Of course, some of those leads may be dead ends. That is normal. Any life of worth and purpose includes decisions that, with the benefit of hindsight, turn out to have been mistakes. Whenever that happens, whenever life knocks you down, you will need to pick yourself up and go on exploring.
Members of the Class of 2020, you are about to embark on lives in which you provide invaluable service to a society that desperately needs you.
So, as you go, let me conclude by stating a few hopes that all your STL teachers hold for you:
- May you enjoy the special pleasures of craft — the private satisfaction of doing a task as well as it can be done.
- May you enjoy the special pleasures of profession — the added satisfaction of knowing that your efforts promote a larger public good.

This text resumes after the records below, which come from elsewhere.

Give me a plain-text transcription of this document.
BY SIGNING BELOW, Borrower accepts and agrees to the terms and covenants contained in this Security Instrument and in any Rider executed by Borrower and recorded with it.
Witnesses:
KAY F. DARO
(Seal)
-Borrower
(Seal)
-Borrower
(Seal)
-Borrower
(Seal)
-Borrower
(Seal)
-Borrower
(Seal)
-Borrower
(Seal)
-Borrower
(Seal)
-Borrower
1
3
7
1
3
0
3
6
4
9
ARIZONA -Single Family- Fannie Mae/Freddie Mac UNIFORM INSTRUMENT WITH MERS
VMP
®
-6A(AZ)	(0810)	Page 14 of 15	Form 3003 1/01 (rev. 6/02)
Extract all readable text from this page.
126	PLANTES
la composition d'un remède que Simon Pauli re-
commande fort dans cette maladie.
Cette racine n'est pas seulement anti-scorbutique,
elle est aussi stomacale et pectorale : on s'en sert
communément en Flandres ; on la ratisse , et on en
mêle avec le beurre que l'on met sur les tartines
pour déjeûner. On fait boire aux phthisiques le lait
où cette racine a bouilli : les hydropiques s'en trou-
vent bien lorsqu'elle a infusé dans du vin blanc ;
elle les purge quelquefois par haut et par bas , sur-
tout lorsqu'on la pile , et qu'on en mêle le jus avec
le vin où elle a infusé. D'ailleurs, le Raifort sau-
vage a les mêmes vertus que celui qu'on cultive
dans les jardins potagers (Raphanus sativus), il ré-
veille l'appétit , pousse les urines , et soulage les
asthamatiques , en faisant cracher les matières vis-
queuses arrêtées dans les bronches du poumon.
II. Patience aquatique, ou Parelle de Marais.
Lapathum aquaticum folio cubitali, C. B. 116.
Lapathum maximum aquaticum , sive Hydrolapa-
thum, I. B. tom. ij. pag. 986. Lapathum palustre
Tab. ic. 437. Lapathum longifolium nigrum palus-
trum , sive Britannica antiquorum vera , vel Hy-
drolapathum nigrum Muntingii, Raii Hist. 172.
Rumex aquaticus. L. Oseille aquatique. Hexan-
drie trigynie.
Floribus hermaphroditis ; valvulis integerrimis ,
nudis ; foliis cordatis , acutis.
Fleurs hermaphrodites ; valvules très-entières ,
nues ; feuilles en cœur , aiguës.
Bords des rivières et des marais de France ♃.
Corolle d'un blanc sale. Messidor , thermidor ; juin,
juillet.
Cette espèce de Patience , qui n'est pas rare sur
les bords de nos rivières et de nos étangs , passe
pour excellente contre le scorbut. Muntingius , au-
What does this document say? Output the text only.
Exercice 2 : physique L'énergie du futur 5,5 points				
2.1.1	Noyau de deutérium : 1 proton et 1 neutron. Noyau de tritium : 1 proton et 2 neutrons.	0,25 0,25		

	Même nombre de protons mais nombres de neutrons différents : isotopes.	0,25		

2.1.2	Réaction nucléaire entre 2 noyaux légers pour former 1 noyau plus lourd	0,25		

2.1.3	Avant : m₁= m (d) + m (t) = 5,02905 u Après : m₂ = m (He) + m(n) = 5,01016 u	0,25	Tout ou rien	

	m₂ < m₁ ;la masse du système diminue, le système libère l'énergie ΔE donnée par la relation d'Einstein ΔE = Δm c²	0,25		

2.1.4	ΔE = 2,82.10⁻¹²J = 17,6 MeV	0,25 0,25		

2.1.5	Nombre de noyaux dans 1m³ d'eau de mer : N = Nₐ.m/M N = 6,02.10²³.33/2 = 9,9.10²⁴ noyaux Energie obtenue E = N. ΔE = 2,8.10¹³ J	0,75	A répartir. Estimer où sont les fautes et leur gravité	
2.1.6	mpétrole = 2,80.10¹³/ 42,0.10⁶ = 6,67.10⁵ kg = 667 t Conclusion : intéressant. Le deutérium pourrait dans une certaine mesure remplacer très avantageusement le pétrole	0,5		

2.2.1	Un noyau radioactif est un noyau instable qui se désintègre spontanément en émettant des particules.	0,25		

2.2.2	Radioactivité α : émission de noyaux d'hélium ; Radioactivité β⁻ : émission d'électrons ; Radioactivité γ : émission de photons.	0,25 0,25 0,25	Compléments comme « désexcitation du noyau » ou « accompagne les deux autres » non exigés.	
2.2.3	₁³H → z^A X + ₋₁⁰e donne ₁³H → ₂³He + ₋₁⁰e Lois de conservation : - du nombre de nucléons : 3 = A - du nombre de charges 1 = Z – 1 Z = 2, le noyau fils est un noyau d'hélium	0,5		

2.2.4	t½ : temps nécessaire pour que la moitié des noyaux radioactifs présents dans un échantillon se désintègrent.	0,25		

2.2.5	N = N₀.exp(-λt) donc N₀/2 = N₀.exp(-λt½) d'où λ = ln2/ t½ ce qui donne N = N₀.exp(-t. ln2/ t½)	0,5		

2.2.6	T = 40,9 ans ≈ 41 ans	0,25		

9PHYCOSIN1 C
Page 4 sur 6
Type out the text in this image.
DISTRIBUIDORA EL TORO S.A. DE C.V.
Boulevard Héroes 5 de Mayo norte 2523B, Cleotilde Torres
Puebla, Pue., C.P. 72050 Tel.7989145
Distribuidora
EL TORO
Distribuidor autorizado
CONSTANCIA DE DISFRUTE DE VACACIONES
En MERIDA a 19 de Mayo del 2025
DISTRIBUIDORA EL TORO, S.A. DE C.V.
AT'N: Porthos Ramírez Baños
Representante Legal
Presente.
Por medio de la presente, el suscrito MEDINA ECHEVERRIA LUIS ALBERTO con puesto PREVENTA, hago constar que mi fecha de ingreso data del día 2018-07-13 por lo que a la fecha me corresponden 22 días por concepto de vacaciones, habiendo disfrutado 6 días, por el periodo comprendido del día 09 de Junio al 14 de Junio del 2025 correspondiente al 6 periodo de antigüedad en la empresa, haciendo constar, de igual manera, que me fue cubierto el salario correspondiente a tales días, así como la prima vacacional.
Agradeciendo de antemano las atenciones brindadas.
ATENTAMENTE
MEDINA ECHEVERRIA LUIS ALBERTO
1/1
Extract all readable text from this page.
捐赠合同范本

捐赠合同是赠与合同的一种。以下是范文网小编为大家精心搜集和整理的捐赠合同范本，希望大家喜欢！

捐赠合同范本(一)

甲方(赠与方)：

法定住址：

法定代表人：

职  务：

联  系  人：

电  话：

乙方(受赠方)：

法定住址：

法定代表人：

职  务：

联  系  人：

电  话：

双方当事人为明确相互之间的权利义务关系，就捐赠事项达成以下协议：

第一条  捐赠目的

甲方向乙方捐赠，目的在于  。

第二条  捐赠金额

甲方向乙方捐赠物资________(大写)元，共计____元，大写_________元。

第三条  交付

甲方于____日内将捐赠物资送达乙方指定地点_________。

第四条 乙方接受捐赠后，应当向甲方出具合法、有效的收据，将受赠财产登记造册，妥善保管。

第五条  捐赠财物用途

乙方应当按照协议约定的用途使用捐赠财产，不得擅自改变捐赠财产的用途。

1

- May you be blessed with good luck, and also with the wisdom to appreciate when you have been lucky rather than skillful.
- May you find ways to help others under circumstances where they cannot possibly know that you have done so.
- May you be patient, and gentle, and tolerant, without becoming smug, self-satisfied, and arrogant.
- May you know enough bad weather that you never take the sunshine of Shenzhen for granted, and enough good weather that your faith in the coming of spring is never shaken.
- May you always be able to admit ignorance, doubt, vulnerability, and uncertainty.
- May you always have listeners who find your words persuasive.
- May you frequently travel beyond the places that are comfortable and familiar, the better to appreciate the miraculous diversity of life.
- And may your steps lead you often back to Shenzhen. Back to the Peking University of School of Transnational Law. Class of 2020, the STL story is very much your story. And STL will always be happy to welcome you home.